You know, I've finished much of the Arcade Project in my other blog already.  In it I tried to convince myself that Gauntlet Legends is the way to go for the big multiplayer game.  I mean, I've got the set up figured out to have my favorite beat'em up on a larger screen, and with all the players.  Gauntlet Legends has replay value like Diablo has replay value, plus another cool thing about it I'll leave for when I post it up top.  But the thing is... little got me as excited about video games as the original Ninja Turtles arcade game.  So, I think I have to concede that in my own personal arcade, I would totally have to shell out the ridiculous price for a 4 player Ninja turtle arcade.  Its just that when I see Gauntlet Legends I'm going to think of my teenage job at a movie theater.  When I see Ninja Turtles, I'm 10 years old at Walmart and have more quarters that I could ever imagine.
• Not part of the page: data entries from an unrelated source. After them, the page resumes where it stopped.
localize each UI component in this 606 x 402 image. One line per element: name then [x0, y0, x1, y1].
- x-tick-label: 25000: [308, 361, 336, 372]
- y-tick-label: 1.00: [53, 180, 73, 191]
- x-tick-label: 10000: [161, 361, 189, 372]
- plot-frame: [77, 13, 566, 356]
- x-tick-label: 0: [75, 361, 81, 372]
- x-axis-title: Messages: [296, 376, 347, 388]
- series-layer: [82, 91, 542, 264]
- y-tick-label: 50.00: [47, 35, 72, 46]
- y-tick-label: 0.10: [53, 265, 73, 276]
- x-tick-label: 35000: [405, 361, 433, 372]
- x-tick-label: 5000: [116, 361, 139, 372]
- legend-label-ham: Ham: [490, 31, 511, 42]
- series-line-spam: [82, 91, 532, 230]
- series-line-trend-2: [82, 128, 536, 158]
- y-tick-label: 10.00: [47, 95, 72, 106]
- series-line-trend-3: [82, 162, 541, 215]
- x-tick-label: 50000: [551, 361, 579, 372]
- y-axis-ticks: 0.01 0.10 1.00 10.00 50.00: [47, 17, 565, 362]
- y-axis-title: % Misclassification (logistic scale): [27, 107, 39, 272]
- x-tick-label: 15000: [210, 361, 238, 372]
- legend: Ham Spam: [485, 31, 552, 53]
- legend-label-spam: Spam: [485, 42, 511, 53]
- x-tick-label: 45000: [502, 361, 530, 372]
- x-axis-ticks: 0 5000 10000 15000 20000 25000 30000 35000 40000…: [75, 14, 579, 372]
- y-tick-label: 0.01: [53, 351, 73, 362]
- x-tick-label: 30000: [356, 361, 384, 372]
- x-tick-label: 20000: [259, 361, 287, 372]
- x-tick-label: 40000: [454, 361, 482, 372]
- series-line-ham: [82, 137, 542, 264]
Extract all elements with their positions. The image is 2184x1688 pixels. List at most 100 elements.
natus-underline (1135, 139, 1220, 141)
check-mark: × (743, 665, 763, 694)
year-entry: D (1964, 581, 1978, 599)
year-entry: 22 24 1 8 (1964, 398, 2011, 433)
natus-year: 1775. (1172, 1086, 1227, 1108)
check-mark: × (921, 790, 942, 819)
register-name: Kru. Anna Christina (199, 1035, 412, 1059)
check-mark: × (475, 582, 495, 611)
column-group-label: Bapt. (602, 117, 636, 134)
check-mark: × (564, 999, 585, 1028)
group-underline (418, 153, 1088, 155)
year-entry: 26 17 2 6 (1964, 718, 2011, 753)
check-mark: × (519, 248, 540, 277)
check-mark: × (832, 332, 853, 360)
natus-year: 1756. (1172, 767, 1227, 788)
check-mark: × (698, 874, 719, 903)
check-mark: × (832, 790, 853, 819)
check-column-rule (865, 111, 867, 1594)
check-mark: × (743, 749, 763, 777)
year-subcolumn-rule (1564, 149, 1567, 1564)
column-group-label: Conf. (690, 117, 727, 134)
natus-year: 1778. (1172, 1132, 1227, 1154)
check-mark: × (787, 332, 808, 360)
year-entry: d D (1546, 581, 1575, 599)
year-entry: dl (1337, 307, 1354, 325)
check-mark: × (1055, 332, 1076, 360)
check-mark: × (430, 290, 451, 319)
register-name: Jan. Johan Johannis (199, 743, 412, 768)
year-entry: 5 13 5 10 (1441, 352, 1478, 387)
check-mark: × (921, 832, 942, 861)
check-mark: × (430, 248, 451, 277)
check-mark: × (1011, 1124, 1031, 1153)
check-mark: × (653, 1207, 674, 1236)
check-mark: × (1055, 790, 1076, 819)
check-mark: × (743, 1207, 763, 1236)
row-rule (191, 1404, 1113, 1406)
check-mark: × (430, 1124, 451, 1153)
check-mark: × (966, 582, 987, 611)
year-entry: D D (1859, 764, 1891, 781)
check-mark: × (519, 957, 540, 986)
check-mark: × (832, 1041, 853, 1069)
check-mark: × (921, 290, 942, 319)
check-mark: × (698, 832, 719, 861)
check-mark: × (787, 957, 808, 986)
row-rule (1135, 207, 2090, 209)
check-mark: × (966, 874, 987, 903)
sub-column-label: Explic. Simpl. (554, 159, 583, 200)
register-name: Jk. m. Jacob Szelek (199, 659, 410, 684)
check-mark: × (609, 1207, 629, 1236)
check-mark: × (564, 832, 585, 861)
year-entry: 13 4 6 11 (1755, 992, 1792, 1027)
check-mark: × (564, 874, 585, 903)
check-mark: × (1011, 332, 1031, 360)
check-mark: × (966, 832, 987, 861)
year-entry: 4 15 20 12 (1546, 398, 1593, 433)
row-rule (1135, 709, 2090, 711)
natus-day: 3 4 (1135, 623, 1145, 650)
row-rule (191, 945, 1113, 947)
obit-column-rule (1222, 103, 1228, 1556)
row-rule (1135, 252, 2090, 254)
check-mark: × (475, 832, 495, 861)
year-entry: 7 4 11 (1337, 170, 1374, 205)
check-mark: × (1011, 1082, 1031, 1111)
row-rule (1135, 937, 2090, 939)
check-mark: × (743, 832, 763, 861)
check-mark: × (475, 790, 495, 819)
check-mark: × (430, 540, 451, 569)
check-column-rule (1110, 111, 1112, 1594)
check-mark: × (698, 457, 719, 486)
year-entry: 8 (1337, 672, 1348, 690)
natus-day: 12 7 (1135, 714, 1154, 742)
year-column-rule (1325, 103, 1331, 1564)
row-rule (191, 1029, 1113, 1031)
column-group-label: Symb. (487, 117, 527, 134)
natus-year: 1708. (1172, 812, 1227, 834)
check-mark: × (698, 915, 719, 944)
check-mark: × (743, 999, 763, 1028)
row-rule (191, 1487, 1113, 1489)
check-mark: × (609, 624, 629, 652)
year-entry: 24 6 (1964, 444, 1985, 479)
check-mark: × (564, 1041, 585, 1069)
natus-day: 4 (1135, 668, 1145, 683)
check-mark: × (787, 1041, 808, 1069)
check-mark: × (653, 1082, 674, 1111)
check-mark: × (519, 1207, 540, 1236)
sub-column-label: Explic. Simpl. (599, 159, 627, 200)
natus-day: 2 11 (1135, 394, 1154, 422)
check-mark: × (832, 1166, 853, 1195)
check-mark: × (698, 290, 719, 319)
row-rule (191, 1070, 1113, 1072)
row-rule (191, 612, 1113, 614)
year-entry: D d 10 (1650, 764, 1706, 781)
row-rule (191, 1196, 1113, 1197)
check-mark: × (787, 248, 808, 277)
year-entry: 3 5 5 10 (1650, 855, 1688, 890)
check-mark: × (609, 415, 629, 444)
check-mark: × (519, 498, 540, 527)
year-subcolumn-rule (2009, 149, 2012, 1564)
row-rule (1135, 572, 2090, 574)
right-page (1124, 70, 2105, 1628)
Wow.  So did you know that experts of the subject are convinced that they have ashes, remains and posessions of Buddha are real?  I just watched a documentary on Netflix about it.  Now, believe me, I've watched enough documentaries to know they are colored in the favor of whatever the film maker wants you to believe, but apparently outside of the documentary, many are convinced that relics found at Piprahwa have a high chance of being the remains thanks to things like period correct carved heiroglyphics, and period correct records of the time, and everything matching up.  Like, there are relics of Christianity that are believed to be real by millions, but almost no evidence exists to make many of them even remotely accurately placed or verified.  There are enough "true nails" of the Crucifixion to build a house.  Peter the Apostle apparently needs 5 arms to supply the amount of finger bones claimed to be his.  There's like 5 Spears of Destiny and somehow they all traveled time so that First Century Romans somehow got weapon technology a thousand years advanced from themselves.  Real, credible scientists and scholars claim that the relics, the writing, the materials date to the correct time, only stopping short of saying the ashes and bones are real since we can not DNA test them against anything.  Only that if everything else is authentic, we're as close as we will ever be able to get to verifying.